La terza ragione è a mio avviso più sostanziale. La sfera umana, quella sua assai estesa parte che la sfera sapienziale considera ignorante, viene presunta tale in quanto reputata arretrata rispetto alla sua presunzione alfabetica di credere d’essere una già compiuta espressione del mondo, costituirlo pienamente e costituirne il destino. Al contrario ci si può forzare a pensare che siano proprio le qualità analfabetiche imputate alle masse incolte, in-civili, ad essere immensamente più avanti nel senso di ancora, seppure virtualmente, aperte al futuro. Lo spazio umano, il suo abitare in natura, viveva già molto prima che il tempo della civilizzazione, il suo progredire, iniziasse a correre sempre più velocemente e, per così dire, a lasciarselo alle spalle. E dunque questo spazio in tutto umano – pur trascinato come tale da e in un futuro per sé monco e unilaterale – ha continuato a vivere sino ad oggi.

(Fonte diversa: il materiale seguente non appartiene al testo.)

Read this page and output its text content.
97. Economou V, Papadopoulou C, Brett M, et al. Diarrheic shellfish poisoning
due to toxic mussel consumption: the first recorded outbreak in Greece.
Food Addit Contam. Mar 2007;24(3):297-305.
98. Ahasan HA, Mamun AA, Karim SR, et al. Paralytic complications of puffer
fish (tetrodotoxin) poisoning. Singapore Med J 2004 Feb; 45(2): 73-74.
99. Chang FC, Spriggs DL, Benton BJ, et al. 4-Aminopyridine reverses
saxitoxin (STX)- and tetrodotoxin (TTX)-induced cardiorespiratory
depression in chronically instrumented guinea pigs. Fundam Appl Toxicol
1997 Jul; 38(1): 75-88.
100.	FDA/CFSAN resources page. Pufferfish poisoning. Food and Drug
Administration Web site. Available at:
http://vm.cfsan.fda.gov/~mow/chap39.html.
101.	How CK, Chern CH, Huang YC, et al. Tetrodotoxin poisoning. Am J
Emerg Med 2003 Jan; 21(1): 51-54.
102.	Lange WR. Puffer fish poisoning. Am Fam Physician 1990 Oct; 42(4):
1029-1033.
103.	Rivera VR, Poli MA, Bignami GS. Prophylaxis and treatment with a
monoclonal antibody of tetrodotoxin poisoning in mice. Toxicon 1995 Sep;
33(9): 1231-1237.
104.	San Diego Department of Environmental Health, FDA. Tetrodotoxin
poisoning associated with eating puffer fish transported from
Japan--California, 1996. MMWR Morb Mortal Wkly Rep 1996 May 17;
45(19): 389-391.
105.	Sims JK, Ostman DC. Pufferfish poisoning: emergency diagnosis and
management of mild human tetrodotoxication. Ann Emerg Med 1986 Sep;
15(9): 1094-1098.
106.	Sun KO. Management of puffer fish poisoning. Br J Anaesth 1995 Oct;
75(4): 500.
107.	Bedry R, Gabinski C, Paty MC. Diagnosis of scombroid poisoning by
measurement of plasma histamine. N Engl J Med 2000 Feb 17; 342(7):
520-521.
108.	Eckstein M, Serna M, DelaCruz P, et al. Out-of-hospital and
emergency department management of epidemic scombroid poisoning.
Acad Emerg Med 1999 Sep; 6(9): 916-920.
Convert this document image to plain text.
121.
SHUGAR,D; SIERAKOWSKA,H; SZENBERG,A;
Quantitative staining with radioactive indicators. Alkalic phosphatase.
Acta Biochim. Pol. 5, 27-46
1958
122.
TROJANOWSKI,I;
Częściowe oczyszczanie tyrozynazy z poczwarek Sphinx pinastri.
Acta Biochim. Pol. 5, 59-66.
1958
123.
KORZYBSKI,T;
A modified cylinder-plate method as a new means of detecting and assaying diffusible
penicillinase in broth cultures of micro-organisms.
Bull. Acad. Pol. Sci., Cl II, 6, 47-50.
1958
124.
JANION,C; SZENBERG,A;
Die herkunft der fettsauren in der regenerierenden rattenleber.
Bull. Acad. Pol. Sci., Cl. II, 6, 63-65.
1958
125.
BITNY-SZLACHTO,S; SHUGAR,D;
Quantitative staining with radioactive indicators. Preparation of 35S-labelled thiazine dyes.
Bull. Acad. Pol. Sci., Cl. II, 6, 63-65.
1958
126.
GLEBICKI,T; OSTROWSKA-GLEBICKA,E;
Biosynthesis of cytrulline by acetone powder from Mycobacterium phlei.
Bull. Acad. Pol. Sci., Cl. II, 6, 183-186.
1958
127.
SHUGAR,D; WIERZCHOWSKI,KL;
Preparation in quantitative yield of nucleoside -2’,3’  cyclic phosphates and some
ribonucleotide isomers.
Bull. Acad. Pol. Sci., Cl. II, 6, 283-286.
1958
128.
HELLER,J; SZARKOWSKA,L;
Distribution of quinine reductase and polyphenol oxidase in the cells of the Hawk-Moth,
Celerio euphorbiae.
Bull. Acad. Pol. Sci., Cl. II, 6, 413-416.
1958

Al mondo della carne – la vita organica più vicina alla vita della natura – il soggetto sapienziale ha imposto il suo tempo e i propri luoghi. Grazie alle tecnologie alfabetiche ha esercitato il proprio dominio, le sue teorie e pratiche di assoggettamento, collocandosi più avanti proprio in forza dei limiti – delle limitazioni – imposti dalla vita sapienziale a quella umana. Ora, alla vita umana, alle sue possibilità di espressione, i linguaggi non più analogici ma digitali offrono, data la natura virtuale delle loro piattaforme, la possibilità di collocarsi più avanti rispetto ai vincoli sapienziali sino qui sopportati come verità.

Conclusione. L’unico modo per contravvenire allo schematismo e persino manicheismo di questa mia lettura – e così liberarsene in virtù di una semplice, banale, considerazione – sta nel riconoscere quanto, al di là della loro reciproca repulsione, la carne dei sapienti sia anche la carne degli ignoranti, seppure così violentemente divise dalla società. Quanto, dunque, la singola persona costituisca nel suo intimo la più profonda piattaforma espressiva di cui dispongono le sfere del sapere e quelle dell’ignoranza (così come sin qui ho cercato di declinarle): la vita che oggettivamente più le lega e le divide.

Ripartire da questo ci porta a dovere riconoscere nella singola persona, dentro la sua coscienza infelice, il suo io diviso, il teatro di conflitti che la dividono tra due sue diverse, opposte, presenze, necessità: armate l’una contro l’altra. In attesa di una decisione. La posta di questo conflitto è il dolore della carne in sé e per sé. La sofferenza inferta e subita dovendo vivere socialmente.